The Committee also found “numerous decisions that would treat a notice of appeal that designated an order that disposed of all remaining claims in a case as limited to the claims disposed of in that order.” Further, the Committee observed cases holding that a notice of appeal that designated an order denying a motion for reconsideration did not bring up for review the underlying judgment sought to be reconsidered.

In making these observations, the Committee highlighted a recent opinion from the Supreme Court that described filing a notice of appeal as “generally speaking, a simple, nonsubstantive act,” and observed that filing requirements for notices of appeal “reflect that claims are . . . likely to be ill defined or unknown” at the time of filing. Garza v. Idaho, 139 S. Ct. 738, 745-46 (2019). Thus, the Committee’s goal in proposing the amendments “is fully in accord with Garza: to reduce the inadvertent loss of appellate rights caused by the phrasing of a notice of appeal.”

The Committee’s proposed changes are fairly extensive.

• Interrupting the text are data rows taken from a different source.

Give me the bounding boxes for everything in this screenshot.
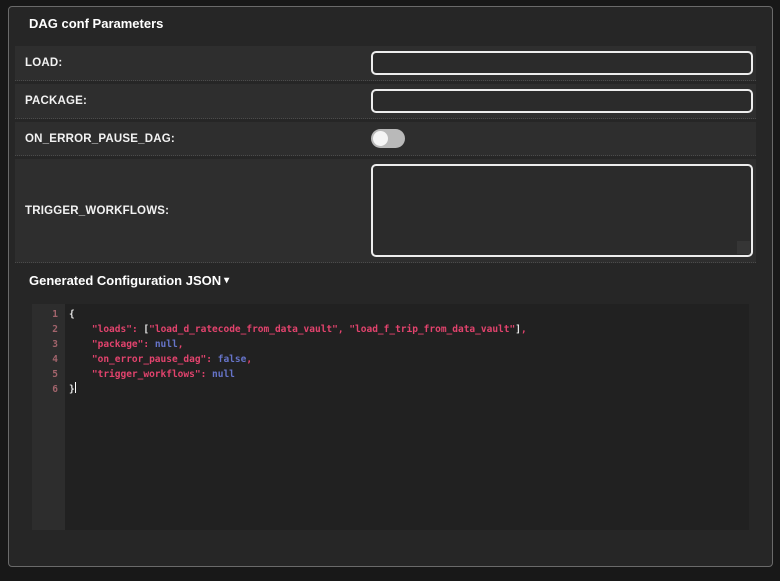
package-control bbox=[368, 84, 756, 118]
toggle-knob-icon bbox=[373, 131, 388, 146]
editor-code[interactable]: { "loads": ["load_d_ratecode_from_data_v… bbox=[65, 304, 749, 530]
generated-json-title: Generated Configuration JSON bbox=[29, 273, 221, 289]
trigger-workflows-control bbox=[368, 159, 756, 262]
package-label: PACKAGE: bbox=[15, 95, 368, 107]
json-code-editor[interactable]: 123456 { "loads": ["load_d_ratecode_from… bbox=[32, 304, 749, 530]
load-label: LOAD: bbox=[15, 57, 368, 69]
code-line: { bbox=[69, 307, 749, 322]
on-error-pause-dag-toggle[interactable] bbox=[371, 129, 405, 148]
code-line: } bbox=[69, 382, 749, 397]
trigger-workflows-label: TRIGGER_WORKFLOWS: bbox=[15, 205, 368, 217]
panel-title: DAG conf Parameters bbox=[29, 16, 772, 32]
line-number: 2 bbox=[32, 322, 58, 337]
text-cursor bbox=[75, 382, 77, 393]
line-number: 4 bbox=[32, 352, 58, 367]
line-number: 6 bbox=[32, 382, 58, 397]
load-input[interactable] bbox=[371, 51, 753, 75]
package-input[interactable] bbox=[371, 89, 753, 113]
code-line: "trigger_workflows": null bbox=[69, 367, 749, 382]
chevron-down-icon: ▾ bbox=[224, 273, 229, 289]
resize-grip-icon[interactable] bbox=[737, 241, 750, 254]
code-line: "loads": ["load_d_ratecode_from_data_vau… bbox=[69, 322, 749, 337]
code-line: "on_error_pause_dag": false, bbox=[69, 352, 749, 367]
form-row-trigger-workflows: TRIGGER_WORKFLOWS: bbox=[15, 159, 756, 263]
editor-gutter: 123456 bbox=[32, 304, 65, 530]
parameters-form: LOAD: PACKAGE: ON_ERROR_PAUSE_DAG: TRIGG… bbox=[15, 46, 756, 263]
on-error-pause-dag-label: ON_ERROR_PAUSE_DAG: bbox=[15, 133, 368, 145]
load-control bbox=[368, 46, 756, 80]
form-row-load: LOAD: bbox=[15, 46, 756, 81]
line-number: 5 bbox=[32, 367, 58, 382]
line-number: 1 bbox=[32, 307, 58, 322]
form-row-on-error-pause-dag: ON_ERROR_PAUSE_DAG: bbox=[15, 122, 756, 156]
on-error-pause-dag-control bbox=[368, 124, 756, 153]
line-number: 3 bbox=[32, 337, 58, 352]
trigger-workflows-textarea[interactable] bbox=[371, 164, 753, 257]
generated-json-section-header[interactable]: Generated Configuration JSON ▾ bbox=[29, 273, 229, 289]
form-row-package: PACKAGE: bbox=[15, 84, 756, 119]
dag-conf-panel: DAG conf Parameters LOAD: PACKAGE: ON_ER… bbox=[8, 6, 773, 567]
code-line: "package": null, bbox=[69, 337, 749, 352]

First, it proposes adding three new subparts to Rule 3 making clear that: (i) a “notice of appeal [of a final judgment] encompasses all orders that merge for purposes of appeal into the designated judgment or appealable order” meaning it is “not necessary to designate those orders in the notice of appeal” and (ii) an “appellant may designate only part of a judgment or appealable order by expressly stating that the notice of appeal is so limited” but that “[w]ithout such an express statement, specific designations do not limit the scope of the notice of appeal.”

Second, the Committee proposes adding a several page Committee Note explaining the rationale for the modifications, explaining that “notice of appeal is supposed to be a simple document” and that it is “the role of the briefs, not the notice of appeal, to focus and limit the issues on appeal.”

Finally, the Committee proposes that Form 1 be replaced by Form 1A (dealing with an appeal from a final judgment) and Form 1B (dealing with an appeal from an appealable order) to simplify the process.

Going Forward

These proposed amendments would, if finalized, simplify the process of initiating an appeal—as well as help practitioners preserve issues (and avoid heartburn). But the public comment period on the proposed amendments remains open until February 2020, so it will be a while before any changes are made, if they are made at all. Until then, practitioners should be mindful of the current requirements and diligent when it comes to specifying the orders they intend to appeal in their notices of appeal, particularly if they are appealing something other than a final judgment.